Last month, the U.S. House of Representatives exercised its constitutional right to charge Trump with the following charges:

  • Abuse of power for his effort to withhold taxpayer money from Ukraine and get that country to investigate his political rival, former Vice President Joe Biden;
  • Obstruction of Congress for his refusal to cooperate with the oversight investigation.

The full House of Representatives voted on the charges. The abuse of power article passed 230-197, while the obstruction of Congress article passed 229-198.

After being approved by the House of Representatives, the articles for impeachment head to the Senate for a vote.

One of the biggest issues was whether or not the Senate would call witnesses for its portion of the trial. One of the main witnesses lawmakers on both sides of the aisle would be looking to hear from would-be former National Security Adviser John Bolton.

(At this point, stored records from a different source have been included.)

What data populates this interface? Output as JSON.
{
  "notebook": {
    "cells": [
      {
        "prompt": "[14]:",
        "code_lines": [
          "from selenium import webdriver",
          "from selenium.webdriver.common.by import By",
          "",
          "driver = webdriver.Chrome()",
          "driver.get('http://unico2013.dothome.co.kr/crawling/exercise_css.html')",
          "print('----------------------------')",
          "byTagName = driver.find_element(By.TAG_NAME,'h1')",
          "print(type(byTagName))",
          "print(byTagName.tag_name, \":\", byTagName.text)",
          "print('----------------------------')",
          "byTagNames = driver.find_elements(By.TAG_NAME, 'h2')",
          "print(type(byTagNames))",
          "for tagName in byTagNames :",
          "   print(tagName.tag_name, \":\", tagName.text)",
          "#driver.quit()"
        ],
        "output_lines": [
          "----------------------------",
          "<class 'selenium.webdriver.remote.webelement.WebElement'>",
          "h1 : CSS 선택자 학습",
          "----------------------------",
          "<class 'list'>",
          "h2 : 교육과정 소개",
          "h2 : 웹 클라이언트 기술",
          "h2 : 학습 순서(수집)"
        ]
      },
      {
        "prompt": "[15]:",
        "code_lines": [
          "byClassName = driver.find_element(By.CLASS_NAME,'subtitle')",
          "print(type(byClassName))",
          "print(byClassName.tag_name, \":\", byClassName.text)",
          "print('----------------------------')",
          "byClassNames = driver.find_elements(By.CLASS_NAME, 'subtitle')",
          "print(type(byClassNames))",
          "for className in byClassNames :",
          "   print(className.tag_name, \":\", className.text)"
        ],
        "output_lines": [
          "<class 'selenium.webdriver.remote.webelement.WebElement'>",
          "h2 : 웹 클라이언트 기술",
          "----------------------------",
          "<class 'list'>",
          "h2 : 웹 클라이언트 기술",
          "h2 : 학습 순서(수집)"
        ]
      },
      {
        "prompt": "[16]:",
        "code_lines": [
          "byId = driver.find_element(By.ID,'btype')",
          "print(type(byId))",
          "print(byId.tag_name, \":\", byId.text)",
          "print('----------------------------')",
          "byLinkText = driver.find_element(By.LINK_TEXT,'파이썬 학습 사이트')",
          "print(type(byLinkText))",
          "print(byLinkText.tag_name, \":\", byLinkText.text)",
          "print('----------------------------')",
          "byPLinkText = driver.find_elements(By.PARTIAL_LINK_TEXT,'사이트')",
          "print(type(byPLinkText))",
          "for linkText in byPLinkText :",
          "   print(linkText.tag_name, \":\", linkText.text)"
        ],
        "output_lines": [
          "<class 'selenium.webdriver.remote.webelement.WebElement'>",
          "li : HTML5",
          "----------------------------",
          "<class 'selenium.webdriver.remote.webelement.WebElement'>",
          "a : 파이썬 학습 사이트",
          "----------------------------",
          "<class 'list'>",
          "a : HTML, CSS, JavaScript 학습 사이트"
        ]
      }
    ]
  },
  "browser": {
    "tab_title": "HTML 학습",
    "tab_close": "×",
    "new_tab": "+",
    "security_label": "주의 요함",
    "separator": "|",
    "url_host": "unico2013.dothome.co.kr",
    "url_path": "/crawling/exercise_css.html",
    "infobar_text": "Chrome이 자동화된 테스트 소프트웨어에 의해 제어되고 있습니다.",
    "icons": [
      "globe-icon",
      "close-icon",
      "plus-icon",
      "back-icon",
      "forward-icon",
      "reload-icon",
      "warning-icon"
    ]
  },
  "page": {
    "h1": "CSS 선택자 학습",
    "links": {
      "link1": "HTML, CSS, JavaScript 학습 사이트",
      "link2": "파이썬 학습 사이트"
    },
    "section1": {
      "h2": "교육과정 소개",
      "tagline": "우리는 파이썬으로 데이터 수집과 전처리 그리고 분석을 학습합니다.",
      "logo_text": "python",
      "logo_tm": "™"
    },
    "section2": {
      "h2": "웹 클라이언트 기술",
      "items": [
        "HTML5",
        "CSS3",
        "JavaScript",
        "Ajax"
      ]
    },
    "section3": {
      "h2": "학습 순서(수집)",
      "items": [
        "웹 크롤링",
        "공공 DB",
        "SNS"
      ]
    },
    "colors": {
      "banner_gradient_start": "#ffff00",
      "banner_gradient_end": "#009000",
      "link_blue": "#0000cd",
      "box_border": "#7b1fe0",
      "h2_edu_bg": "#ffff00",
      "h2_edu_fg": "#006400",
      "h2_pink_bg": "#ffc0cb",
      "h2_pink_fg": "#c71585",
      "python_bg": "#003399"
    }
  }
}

Previously, Bolton indicated that he would fight a subpoena if he was called to testify in front of the House of Representatives. However, he said he would testify in the Senate. At that point, President Trump said he would invoke executive privilege to block that kind of testimony from occurring.

On Friday, Sen. James Lankford stopped by to speak with reporters and answer questions about his thoughts on the proceedings.

"So we're in day two of arguments, day three of the trial total and we've really heard the same thing over and over and over again. There is a very narrow list of things and videos and texts and things that the House managers keep bringing up over and over again, saying, 'This is our overwhelming evidence that we used to be able to impeach the president.' On top of that, they're saying, 'We want you to go pursue more witnesses or else it's not fair if you don't pursue these witnesses.' The hard part about this is in a typical trial situation, the House would have done all of these witnesses and there was a lot of arguing against the House that they weren't fair in bringing all these witnesses and if they have this challenge to be able to bring all these witnesses, they should have brought those. So it looks like to me, at this point, the House has a narrow list of things they're bringing to try and convict the president on it but they're actually trying to be able to stretch the Senate trial out as long as they possibly can. Because there's no difference in the timing to be able to go to court to get all of these individuals on a testimony any different than what the House would do. So it has the appearance that the House wanted to be able to have a fast trial and then to be able to force the Senate to have a slow, long trial all the way through the election season," Lankford said.

"It's interesting the House has said over and over again, 'We need more witnesses,' but then they're showing all these videoes of all these witnesses that they already have. So there are already a lot of witnesses that are in place that the House has gone through. They're just wanting more witnesses, really to be able to slow the trial down as much as they possibly can. Because to be able to call these witnesses they could have called would have been the exact same time period as for us to be able to call those folks but it has the appearance of we got enough to be able to impeach the president but then we want to be able to drag this whole process out in the days ahead. And so for us, at this point, we have a responsibility to be able to hear the facts they're bringing to us, the witnesses that they're bringing to us, and then to be able to go through that initial evidence"

Lankford also said that they hope to hear more from President Trump's lawyers about his side of the story.